At the foot of a eucalyptus, Jo’on made a fire with a rubbing stick. He briskly skinned and gutted the goanna, softened its flesh in the fire, and enjoyed a rich meal. Above him the sparks from the fire rose up into the towering dark.
When he woke in the dawn, the fire had subsided, but it was still alight. He yawned, stretched, voided briskly, and munched down a little more of the goanna.
Then he made a torch of dead wood, lit it in his hearth, and began to walk through the forest, setting fires. He looked especially for hollow trees that would burn well, and set alight the detritus at their roots.
After all this time the basic strategy of the forest hunters had not changed: to use fire to flush out game.
The smoke soon forced out possums, lizards, and marsupial rats from inside the trunks.

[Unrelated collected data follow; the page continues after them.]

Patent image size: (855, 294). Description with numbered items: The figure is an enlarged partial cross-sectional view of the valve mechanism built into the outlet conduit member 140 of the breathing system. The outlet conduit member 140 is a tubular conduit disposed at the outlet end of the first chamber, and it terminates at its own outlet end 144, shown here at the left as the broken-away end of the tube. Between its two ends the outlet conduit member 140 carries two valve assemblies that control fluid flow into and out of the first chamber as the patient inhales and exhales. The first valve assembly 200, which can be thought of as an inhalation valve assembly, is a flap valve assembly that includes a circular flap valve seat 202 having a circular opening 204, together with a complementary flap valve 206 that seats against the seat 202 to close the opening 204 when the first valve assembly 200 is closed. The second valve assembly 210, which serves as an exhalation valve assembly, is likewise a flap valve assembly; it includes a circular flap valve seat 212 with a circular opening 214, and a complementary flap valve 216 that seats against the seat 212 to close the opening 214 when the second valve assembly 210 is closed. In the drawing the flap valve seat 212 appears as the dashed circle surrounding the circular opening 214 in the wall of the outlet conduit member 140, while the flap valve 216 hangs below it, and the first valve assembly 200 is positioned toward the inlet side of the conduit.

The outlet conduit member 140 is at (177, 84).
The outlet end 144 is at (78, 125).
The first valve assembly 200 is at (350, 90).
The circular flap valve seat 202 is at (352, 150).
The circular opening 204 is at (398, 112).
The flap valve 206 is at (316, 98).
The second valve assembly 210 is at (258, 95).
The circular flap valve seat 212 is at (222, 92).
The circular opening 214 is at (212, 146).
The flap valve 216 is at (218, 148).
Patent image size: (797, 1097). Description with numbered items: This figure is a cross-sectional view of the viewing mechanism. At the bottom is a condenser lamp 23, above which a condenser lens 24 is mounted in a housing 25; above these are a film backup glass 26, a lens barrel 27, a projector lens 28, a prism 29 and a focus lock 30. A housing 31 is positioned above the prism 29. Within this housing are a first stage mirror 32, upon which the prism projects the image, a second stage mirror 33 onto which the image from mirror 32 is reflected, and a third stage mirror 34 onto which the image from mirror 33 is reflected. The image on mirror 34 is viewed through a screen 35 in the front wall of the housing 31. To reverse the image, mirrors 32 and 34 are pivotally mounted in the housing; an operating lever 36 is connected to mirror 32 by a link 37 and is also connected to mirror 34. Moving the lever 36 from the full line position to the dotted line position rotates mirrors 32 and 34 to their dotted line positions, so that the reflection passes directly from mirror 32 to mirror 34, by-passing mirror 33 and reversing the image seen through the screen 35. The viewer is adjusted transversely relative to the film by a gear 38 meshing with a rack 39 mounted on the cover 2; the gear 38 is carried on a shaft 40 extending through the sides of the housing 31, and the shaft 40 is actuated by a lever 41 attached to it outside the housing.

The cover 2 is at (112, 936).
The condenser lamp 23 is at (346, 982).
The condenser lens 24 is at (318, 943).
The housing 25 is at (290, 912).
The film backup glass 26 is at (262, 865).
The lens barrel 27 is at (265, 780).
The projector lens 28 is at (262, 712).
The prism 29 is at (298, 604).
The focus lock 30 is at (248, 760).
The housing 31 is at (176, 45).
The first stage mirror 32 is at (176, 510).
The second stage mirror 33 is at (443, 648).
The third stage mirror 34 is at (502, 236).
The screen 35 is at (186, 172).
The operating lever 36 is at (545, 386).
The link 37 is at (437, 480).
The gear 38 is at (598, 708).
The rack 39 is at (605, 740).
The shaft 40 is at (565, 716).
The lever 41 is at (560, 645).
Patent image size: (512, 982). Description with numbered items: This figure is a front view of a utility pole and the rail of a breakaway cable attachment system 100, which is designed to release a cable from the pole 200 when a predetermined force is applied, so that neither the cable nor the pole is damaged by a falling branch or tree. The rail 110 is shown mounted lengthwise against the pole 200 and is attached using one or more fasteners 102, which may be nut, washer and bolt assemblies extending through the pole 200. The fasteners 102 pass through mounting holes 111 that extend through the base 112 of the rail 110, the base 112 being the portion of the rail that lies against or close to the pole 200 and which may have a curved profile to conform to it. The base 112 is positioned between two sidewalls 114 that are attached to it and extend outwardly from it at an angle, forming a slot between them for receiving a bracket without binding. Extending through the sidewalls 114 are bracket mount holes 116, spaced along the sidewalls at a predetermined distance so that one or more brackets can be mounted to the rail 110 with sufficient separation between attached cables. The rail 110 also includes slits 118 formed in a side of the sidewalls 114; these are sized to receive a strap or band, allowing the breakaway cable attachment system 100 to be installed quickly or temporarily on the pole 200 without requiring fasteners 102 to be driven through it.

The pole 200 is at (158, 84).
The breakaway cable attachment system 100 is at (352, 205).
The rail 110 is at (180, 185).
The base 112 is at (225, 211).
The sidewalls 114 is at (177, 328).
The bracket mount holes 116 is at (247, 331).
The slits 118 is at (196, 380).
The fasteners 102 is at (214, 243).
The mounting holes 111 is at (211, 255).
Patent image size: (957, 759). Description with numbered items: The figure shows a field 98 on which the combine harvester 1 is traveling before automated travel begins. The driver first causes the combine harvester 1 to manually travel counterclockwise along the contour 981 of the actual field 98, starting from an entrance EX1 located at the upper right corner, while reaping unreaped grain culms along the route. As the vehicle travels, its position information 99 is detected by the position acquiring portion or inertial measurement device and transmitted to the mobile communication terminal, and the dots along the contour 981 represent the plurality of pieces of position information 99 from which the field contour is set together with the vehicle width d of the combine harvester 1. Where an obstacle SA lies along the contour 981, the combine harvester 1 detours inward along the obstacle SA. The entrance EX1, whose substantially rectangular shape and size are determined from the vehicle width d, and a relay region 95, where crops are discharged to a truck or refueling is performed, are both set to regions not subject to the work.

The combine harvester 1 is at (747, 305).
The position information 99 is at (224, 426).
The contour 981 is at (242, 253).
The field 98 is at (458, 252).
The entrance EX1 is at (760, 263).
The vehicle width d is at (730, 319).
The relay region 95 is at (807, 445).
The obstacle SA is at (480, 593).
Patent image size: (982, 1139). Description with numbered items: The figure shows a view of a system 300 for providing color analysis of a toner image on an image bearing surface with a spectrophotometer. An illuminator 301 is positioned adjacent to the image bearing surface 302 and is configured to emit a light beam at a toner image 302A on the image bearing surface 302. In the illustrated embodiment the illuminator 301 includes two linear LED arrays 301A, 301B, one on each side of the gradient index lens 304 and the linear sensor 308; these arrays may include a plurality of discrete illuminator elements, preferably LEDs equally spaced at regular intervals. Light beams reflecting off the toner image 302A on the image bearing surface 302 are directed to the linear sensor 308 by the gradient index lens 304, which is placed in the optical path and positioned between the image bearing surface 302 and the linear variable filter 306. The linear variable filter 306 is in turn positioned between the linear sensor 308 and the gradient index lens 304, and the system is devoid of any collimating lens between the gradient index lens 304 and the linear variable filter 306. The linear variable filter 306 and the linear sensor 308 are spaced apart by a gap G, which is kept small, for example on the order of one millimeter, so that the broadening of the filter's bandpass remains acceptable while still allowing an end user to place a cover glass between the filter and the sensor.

They were small creatures all, but he managed to club some of them, and added their little corpses to the pile he accumulated close to his original hearth. But to impress the fisher folk by the sea he needed larger game than this. So he began to roam wider through the forest, setting alight more trees and undergrowth.
Gradually the flames spread and merged, self-organizing, feeding on each other’s energy, generating draughts and winds that fed back to intensify the fires further. Soon the separate blazes were merging into a bushfire, a writhing wall of flame that moved forward faster than a human could run.
But Jo’on, by that time, was safely out of the forest. And as the treetops exploded into flame as if they were made of magnesium, he stood ready with his spear-thrower.